Морган невольно поднялся и с ужасом смотрел на обоих. Он думал, что эти легендарные личности были созданы только народной фантазией, а теперь, оказывалось, он сидел с ними за одним столом, если только это не были, так сказать, псевдонимы, скрывающие их настоящие личности, как он сам скрывался под именем Нарайяны Супрамати. Если же старик говорил правду, то именно такими должны были быть призраки, пугавшие мир. Стоило только взглянуть на них, и сразу можно было понять, что это были необыкновенные люди.
– Мы не призраки, мы дети рока и такие же люди, как и ты, а потому ты не должен бояться, – заметил тот, которого называли Блуждающим голландцем.
Морган устыдился своего страха и сказал, отирая выступивший пот:
– Простите, братья мои, мой смешной страх ввиду того странного и тягостного состояния души, в котором я нахожусь. Поставьте себя на мое место и представьте себе чувства человека нашего неверующего времени, доктора, признанного скептика, неожиданно попавшего в такую странную среду. Он невольно спрашивает себя, что с ним: пьян ли он, с ума сошел или стал жертвой кошмара либо галлюцинации?
Морган сжал голову обеими руками.
– Поэтому не сердитесь же на меня, если я вас спрошу, действительно ли вы – те люди, чьи имена носите? Например, вы, Агасфер, – неужели вы тот самый человек, которого проклял Христос, если только такой человек когда-нибудь существовал?
– Да, я – Агасфер. Я видел и знал Христа, но он не проклинал меня, так как этот Божественный носитель доброты Отца Небесного умел только благословлять и прощать. Другая причина заставила меня странствовать.
– Но тогда где же вы живете? – спросил Морган, побледнев от волнения.
– Я нигде не живу. Весь мир принадлежит мне. Опираясь на эту палку, обутый в сандалии, я каждый век семь раз обхожу всю планету, всегда возвращаясь к пункту своего отправления. Небо – моя кровля, земля – моя постель, а растения – моя пища! Я отдыхаю только у «посвященных» каждые десять лет в течение трех дней и трех ночей. Мне ничего не нужно. Я бегу от времени, а оно преследует меня, – окончил мрачно старик и облокотился на стол.
Глубокая складка прорезала его морщинистый лоб, а на губах появилось горькое выражение.
После минутного тягостного молчания старик встал, осушил кубок вина и, кивнув головой молодым людям, удалился обратно в маленькую каюту, откуда пришел. Морган чувствовал себя подавленным и нерешительно глядел на оставшегося собеседника. Несмотря на ужасную бледность и страшный взгляд черных глаз, голландец был ему гораздо симпатичней зловещего Агасфера. Ему очень хотелось спросить его, справедлива ли легенда, делавшая его и его корабль предвестниками смерти. Как бы услышав мысль Ральфа, тот поднял голову и сказал звучным голосом:
– Позже я вам расскажу, почему море стало моим поприщем, волны – моим отечеством, а этот корабль – моим жилищем, где я живу среди книг и моих воспоминаний. Я вам объясню также, почему я появляюсь тем, кто осужден на смерть.

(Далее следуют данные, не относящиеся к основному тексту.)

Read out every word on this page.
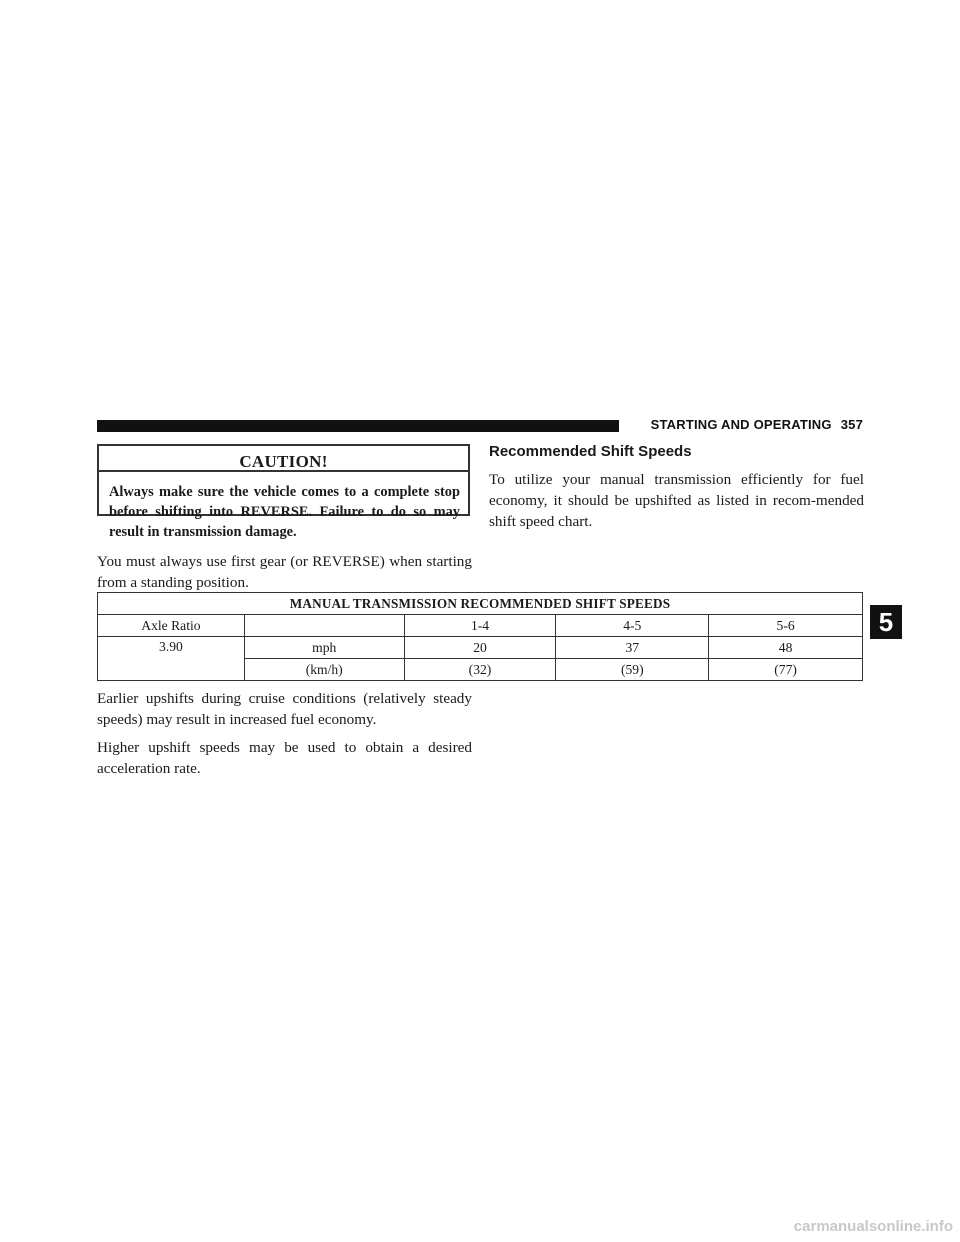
STARTING AND OPERATING 357
CAUTION!
Always make sure the vehicle comes to a complete stop before shifting into REVERSE. Failure to do so may result in transmission damage.
You must always use first gear (or REVERSE) when starting from a standing position.
Recommended Shift Speeds
To utilize your manual transmission efficiently for fuel economy, it should be upshifted as listed in recom-mended shift speed chart.
MANUAL TRANSMISSION RECOMMENDED SHIFT SPEEDS				
Axle Ratio		1-4	4-5	5-6
3.90	mph	20	37	48
	(km/h)	(32)	(59)	(77)
5
Earlier upshifts during cruise conditions (relatively steady speeds) may result in increased fuel economy.
Higher upshift speeds may be used to obtain a desired acceleration rate.
carmanualsonline.info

– И вы вечно плаваете один на этом корабле? – спросил Морган.
– Иногда я схожу на землю, чтобы насладиться минутами мимолетной любви, и это вносит разнообразие в мою мрачную, монотонную жизнь; но твердая земля не выносит меня больше трех дней и трех ночей. А теперь скажите, по какому случаю вы сделались нашим и счастливы ли вы, получив драгоценный дар, вырвавший вас из условий обыденной жизни?
– Я испытал пока еще только один дар – возрожденное здоровье.
И Ральф в нескольких словах рассказал свою прошлую жизнь, а затем продолжал:
– Я умирал от чахотки и, чувствуя приближение разрушения тела, искал способ проникнуть в тайну загробного существования. Моя душа чувствовала тайны и загадки, скрывающиеся за грубой завесой невежества, в котором прозябает человек. Как доктор-психиатр я видел, что в больных, которых я не умел вылечить, совершается какая-то таинственная работа. Тело их было здорово; страдало же в них что-то невидимое, неуловимое. И вот именно эти скрытые силы и этот оккультный мир, со всех сторон окружающий человека и проявляющийся под самыми странными формами, неудержимо привлекал меня к себе. Боясь неизвестной бездны, в которую ввергает нас смерть, я жаждал знать путь, по которому следует душа, страстно хотел знать, переживает ли она тело. Но я был один со своими сомнениями, боязнью и изысканиями. Как доктору мне стыдно было сознаться перед своими неверующими товарищами, что я ищу неосязаемую божественную искру, ускользающую от скальпеля. Узнал ли Нарайяна, благодаря ясновидению, которым, казалось, обладал, о моих усилиях, страданиях и стремлении помочь ближним? Но только он выбрал меня из всех и сделал мне драгоценный и ужасный дар безграничной жизни. Впрочем, это только мое предположение; истинной причины, побудившей Нарайяну избрать меня, а не кого-нибудь другого, более достойного, я не знаю.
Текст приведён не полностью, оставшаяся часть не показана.